Die Militäradministration in Karlshorst erteilte nicht den vielen evangelischen Verlagen jeweils eine eigene Lizenz, die vor 1945 religiöse und theologische Bücher produziert hatten und sich nach wie vor in Privateigentum befanden, sondern privilegierte einen einzigen „Zentralverlag“ in kirchlicher Trägerschaft, bei dem die kleineren Verlage „in Lizenz“ produzieren sollten. Das entsprach einem sowjetischen Modell der Verlagspolitik.
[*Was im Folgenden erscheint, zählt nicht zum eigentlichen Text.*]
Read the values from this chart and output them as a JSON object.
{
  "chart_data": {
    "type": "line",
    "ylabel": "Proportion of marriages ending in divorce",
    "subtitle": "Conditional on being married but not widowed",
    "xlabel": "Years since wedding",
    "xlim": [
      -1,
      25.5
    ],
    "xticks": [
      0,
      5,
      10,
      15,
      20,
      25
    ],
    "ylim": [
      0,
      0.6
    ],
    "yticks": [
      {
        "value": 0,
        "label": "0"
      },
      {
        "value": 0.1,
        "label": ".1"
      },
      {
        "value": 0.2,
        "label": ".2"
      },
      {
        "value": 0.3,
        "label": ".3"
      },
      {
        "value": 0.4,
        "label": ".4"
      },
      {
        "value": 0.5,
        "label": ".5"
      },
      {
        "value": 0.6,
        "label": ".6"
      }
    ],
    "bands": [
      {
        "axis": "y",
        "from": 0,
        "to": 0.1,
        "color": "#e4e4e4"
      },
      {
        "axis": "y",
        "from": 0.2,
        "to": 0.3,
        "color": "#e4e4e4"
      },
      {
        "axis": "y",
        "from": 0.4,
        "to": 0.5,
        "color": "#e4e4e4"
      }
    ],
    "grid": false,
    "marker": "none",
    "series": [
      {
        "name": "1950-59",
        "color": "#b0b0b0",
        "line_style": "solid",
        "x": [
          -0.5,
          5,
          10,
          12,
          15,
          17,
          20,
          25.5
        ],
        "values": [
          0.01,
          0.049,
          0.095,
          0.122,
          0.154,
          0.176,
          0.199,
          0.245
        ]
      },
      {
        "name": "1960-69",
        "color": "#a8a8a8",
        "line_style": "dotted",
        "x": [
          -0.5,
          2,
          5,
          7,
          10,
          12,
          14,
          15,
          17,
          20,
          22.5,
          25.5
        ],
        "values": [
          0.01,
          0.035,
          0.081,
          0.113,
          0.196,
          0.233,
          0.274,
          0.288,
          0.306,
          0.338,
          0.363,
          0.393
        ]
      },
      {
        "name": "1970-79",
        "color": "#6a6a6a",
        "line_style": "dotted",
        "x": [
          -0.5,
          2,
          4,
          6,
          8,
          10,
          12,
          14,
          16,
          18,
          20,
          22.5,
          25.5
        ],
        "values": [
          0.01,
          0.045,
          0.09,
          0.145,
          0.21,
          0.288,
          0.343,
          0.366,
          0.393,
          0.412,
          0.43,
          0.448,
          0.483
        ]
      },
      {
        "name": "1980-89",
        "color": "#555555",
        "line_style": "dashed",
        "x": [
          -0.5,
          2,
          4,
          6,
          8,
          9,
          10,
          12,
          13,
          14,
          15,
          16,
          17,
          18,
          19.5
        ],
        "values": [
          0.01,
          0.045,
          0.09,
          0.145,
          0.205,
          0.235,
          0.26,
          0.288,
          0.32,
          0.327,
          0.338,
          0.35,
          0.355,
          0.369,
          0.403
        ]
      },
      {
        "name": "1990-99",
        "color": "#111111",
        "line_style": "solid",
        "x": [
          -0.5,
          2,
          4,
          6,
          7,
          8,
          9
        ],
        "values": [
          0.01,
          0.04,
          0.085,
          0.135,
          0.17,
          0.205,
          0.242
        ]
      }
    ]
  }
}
Heinrich Grüber hat hervorgehoben, dass die Gründung und auch die großzügige Praxis in den Anfangsjahren, eher bürgerlich-konservative Literatur zum Druck zuzulassen, ein Zeichen der kirchenfreundlichen Haltung der sowjetischen Behörden in der Anfangszeit nach 1945 war. Mindestens sahen einzelne gebildete russische Offiziere in den Kirchen einen Bündnispartner bei der Entnazifizierung der deutschen Bevölkerung. Krummacher erzählte gern die Geschichte, dass ein hoher russischer Offizier ihn beim Abendessen gefragt hätte, warum am Tisch nicht gebetet worden wäre (worauf Krummacher geantwortet haben will: „Wir beten nur bei warm“).

Rigide Zensur

Natürlich musste die Verlagsleitung den Besatzungsbehörden das Verlagsprogramm zur Genehmigung vorlegen und auch jedes einzelne Buch; in der 1949 gegründeten DDR wurde die Zensur von Buchmanuskripten und Zeitschriften noch einmal sehr viel rigider gehandhabt, obwohl es laut Verfassung gar keine Zensur hätte geben dürfen.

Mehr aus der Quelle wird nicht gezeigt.